Written and directed by brothers Jay and Mark Duplass, makers of the much more enjoyable and widely underrated dark comedy “Cyrus” (2010), the story opens with Jeff (Segel) at his home in Louisiana, an unemployed, disenchanted resident of his mother’s basement. An unabashed fan of M. Night Shyamalan’s 2002 film “Signs,” Jeff chooses to be led solely by the forces of the universe; his every decision is influenced by the little nuances in everyday life, regardless of how trivial. In fact, the sole basis of the entire film revolves around a wrong number phone call he receives- the bully on the other end threatens someone named Kevin and the next 80 minutes are spent watching Jeff trying to connect the dots around the call led by signs that will lead him to this ‘Kevin.’ At odds with his selfish brother Pat (Helms)- his complete opposite- the pair run into each other only to stumble onto the fact that Pat’s wife (Judy Greer) may be cheating on him. And as such with Pat’s attempts to utilize clues to confirm the affair and subsequently repair his failing marriage and with Jeff being influenced by the way the wind blows, the two eventually discover that despite their differences, their bond of brotherhood is stronger than they had previously thought.

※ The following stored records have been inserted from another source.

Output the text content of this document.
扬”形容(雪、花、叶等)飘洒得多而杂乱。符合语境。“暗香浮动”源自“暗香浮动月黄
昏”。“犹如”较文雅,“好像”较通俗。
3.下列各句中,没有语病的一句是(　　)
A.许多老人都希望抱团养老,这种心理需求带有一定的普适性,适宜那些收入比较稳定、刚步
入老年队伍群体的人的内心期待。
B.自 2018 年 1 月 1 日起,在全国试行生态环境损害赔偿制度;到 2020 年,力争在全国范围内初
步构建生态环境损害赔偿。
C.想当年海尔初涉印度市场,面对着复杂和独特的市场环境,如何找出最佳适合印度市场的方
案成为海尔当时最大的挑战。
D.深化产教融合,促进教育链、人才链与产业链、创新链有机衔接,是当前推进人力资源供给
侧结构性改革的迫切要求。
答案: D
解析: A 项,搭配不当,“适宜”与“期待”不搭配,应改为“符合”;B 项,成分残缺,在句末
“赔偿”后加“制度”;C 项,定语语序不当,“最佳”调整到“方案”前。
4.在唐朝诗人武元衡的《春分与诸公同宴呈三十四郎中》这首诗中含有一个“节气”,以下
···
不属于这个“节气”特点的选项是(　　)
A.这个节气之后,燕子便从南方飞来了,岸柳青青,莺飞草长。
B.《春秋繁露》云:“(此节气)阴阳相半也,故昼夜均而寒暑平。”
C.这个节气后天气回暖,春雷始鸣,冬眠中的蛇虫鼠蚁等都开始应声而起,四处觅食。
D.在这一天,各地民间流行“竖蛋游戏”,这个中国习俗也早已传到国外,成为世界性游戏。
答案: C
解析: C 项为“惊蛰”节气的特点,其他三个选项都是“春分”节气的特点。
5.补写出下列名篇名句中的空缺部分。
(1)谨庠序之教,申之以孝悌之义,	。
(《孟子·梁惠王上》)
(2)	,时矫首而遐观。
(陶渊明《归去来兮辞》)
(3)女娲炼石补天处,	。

Sarandon meanwhile is at a standstill in her life- disillusioned by her polar opposite sons, aging by the day, and single since her husband’s demise. A workplace secret admirer reinvigorates feelings that she hasn’t known for years, although when she discovers that the admiration is coming from an unlikely source, she re-evaluates her initial refusal of feelings and decides to give a new relationship a chance. The film’s climax occurs at the very end of the film, as all involved parties are stuck in traffic resulting from a horrific car accident- with Pat reuniting with his wife and vowing to work on his issues, Sharon (Sarandon) feeling reborn in the wake of these new feelings, and Jeff, placed by the universe in the right place at the right time to heroically save a family involved in the accident.

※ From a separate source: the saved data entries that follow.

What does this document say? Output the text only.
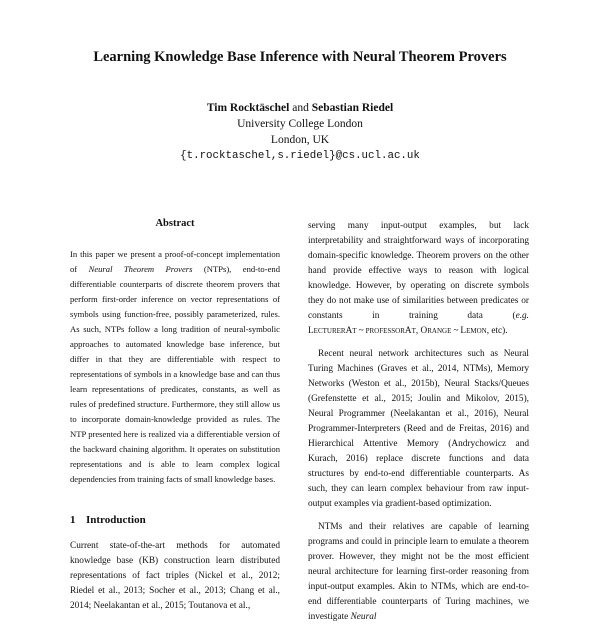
Learning Knowledge Base Inference with Neural Theorem Provers
Tim Rocktäschel and Sebastian Riedel
University College London
London, UK
{t.rocktaschel,s.riedel}@cs.ucl.ac.uk
Abstract

In this paper we present a proof-of-concept implementation of Neural Theorem Provers (NTPs), end-to-end differentiable counterparts of discrete theorem provers that perform first-order inference on vector representations of symbols using function-free, possibly parameterized, rules. As such, NTPs follow a long tradition of neural-symbolic approaches to automated knowledge base inference, but differ in that they are differentiable with respect to representations of symbols in a knowledge base and can thus learn representations of predicates, constants, as well as rules of predefined structure. Furthermore, they still allow us to incorporate domain-knowledge provided as rules. The NTP presented here is realized via a differentiable version of the backward chaining algorithm. It operates on substitution representations and is able to learn complex logical dependencies from training facts of small knowledge bases.

1 Introduction

Current state-of-the-art methods for automated knowledge base (KB) construction learn distributed representations of fact triples (Nickel et al., 2012; Riedel et al., 2013; Socher et al., 2013; Chang et al., 2014; Neelakantan et al., 2015; Toutanova et al.,

serving many input-output examples, but lack interpretability and straightforward ways of incorporating domain-specific knowledge. Theorem provers on the other hand provide effective ways to reason with logical knowledge. However, by operating on discrete symbols they do not make use of similarities between predicates or constants in training data (e.g. LecturerAt ~ professorAt, Orange ~ Lemon, etc).

Recent neural network architectures such as Neural Turing Machines (Graves et al., 2014, NTMs), Memory Networks (Weston et al., 2015b), Neural Stacks/Queues (Grefenstette et al., 2015; Joulin and Mikolov, 2015), Neural Programmer (Neelakantan et al., 2016), Neural Programmer-Interpreters (Reed and de Freitas, 2016) and Hierarchical Attentive Memory (Andrychowicz and Kurach, 2016) replace discrete functions and data structures by end-to-end differentiable counterparts. As such, they can learn complex behaviour from raw input-output examples via gradient-based optimization.

NTMs and their relatives are capable of learning programs and could in principle learn to emulate a theorem prover. However, they might not be the most efficient neural architecture for learning first-order reasoning from input-output examples. Akin to NTMs, which are end-to-end differentiable counterparts of Turing machines, we investigate Neural
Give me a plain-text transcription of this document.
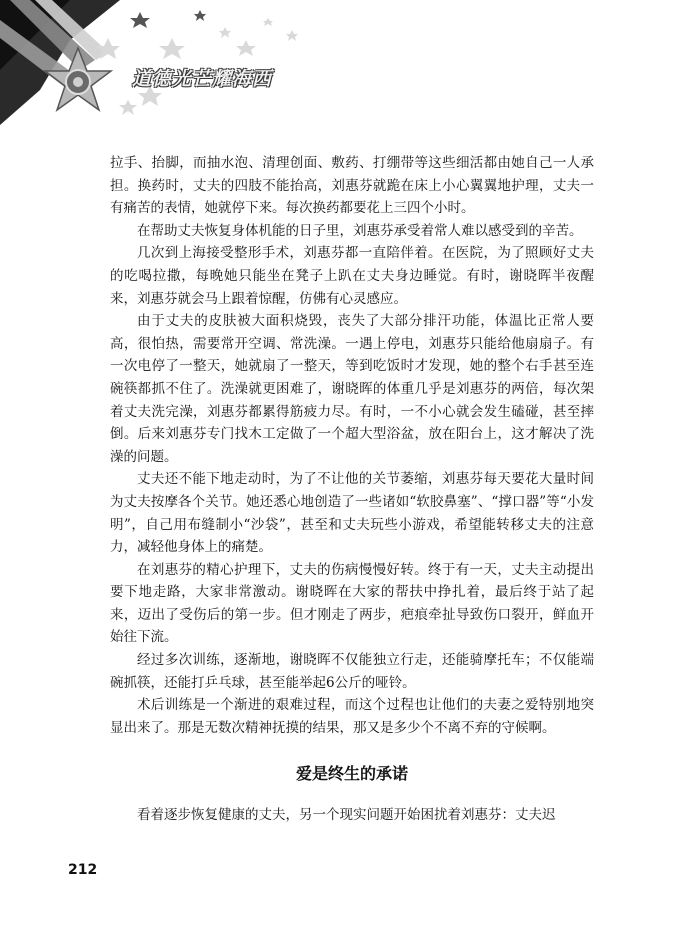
道德光芒耀海西

拉手、抬脚，而抽水泡、清理创面、敷药、打绷带等这些细活都由她自己一人承担。换药时，丈夫的四肢不能抬高，刘惠芬就跪在床上小心翼翼地护理，丈夫一有痛苦的表情，她就停下来。每次换药都要花上三四个小时。

在帮助丈夫恢复身体机能的日子里，刘惠芬承受着常人难以感受到的辛苦。

几次到上海接受整形手术，刘惠芬都一直陪伴着。在医院，为了照顾好丈夫的吃喝拉撒，每晚她只能坐在凳子上趴在丈夫身边睡觉。有时，谢晓晖半夜醒来，刘惠芬就会马上跟着惊醒，仿佛有心灵感应。

由于丈夫的皮肤被大面积烧毁，丧失了大部分排汗功能，体温比正常人要高，很怕热，需要常开空调、常洗澡。一遇上停电，刘惠芬只能给他扇扇子。有一次电停了一整天，她就扇了一整天，等到吃饭时才发现，她的整个右手甚至连碗筷都抓不住了。洗澡就更困难了，谢晓晖的体重几乎是刘惠芬的两倍，每次架着丈夫洗完澡，刘惠芬都累得筋疲力尽。有时，一不小心就会发生磕碰，甚至摔倒。后来刘惠芬专门找木工定做了一个超大型浴盆，放在阳台上，这才解决了洗澡的问题。

丈夫还不能下地走动时，为了不让他的关节萎缩，刘惠芬每天要花大量时间为丈夫按摩各个关节。她还悉心地创造了一些诸如“软胶鼻塞”、“撑口器”等“小发明”，自己用布缝制小“沙袋”，甚至和丈夫玩些小游戏，希望能转移丈夫的注意力，减轻他身体上的痛楚。

在刘惠芬的精心护理下，丈夫的伤病慢慢好转。终于有一天，丈夫主动提出要下地走路，大家非常激动。谢晓晖在大家的帮扶中挣扎着，最后终于站了起来，迈出了受伤后的第一步。但才刚走了两步，疤痕牵扯导致伤口裂开，鲜血开始往下流。

经过多次训练，逐渐地，谢晓晖不仅能独立行走，还能骑摩托车；不仅能端碗抓筷，还能打乒乓球，甚至能举起6公斤的哑铃。

术后训练是一个渐进的艰难过程，而这个过程也让他们的夫妻之爱特别地突显出来了。那是无数次精神抚摸的结果，那又是多少个不离不弃的守候啊。

爱是终生的承诺

看着逐步恢复健康的丈夫，另一个现实问题开始困扰着刘惠芬：丈夫迟

212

As the film concludes, you realize that there may be something to the fact that we are guided by fate from the circumstances which surround us- until you wake up incredulously and consider that this is a ridiculously far-fetched film, with the tired premise of a lovable loser managing to reinvent himself and once again become the prototypical hero. Unfortunately, “Jeff, Who Lives At Home” is a film that tries to be too artsy, too independent, and is neither overly emotional, nor overly funny. It’s a movie that leaves you waiting and waiting for something, anything to happen so that you can invest yourself in the talented, adored cast, and each time a critical event occurs it just reeks of a surrendering sort of reach. “Jeff, Who Lives At Home” is another in a long line of films that looked decent enough in the trailer and based on the history of the actors involved, was another film that we wanted to like. Sadly, the premise is flat, the story is not relatable, and the movie simply fails to capitalize on the very things we’ve come to like about these actors on film, which leaves us with 80 minutes of disappointment and wondering what this film could have been.
“Jeff, Who Lives At Home” is rated R, starring Jason Segel, Ed Helms, and Susan Sarandon, has a runtime of 83 minutes, and is released in theaters everywhere Friday, March 16th.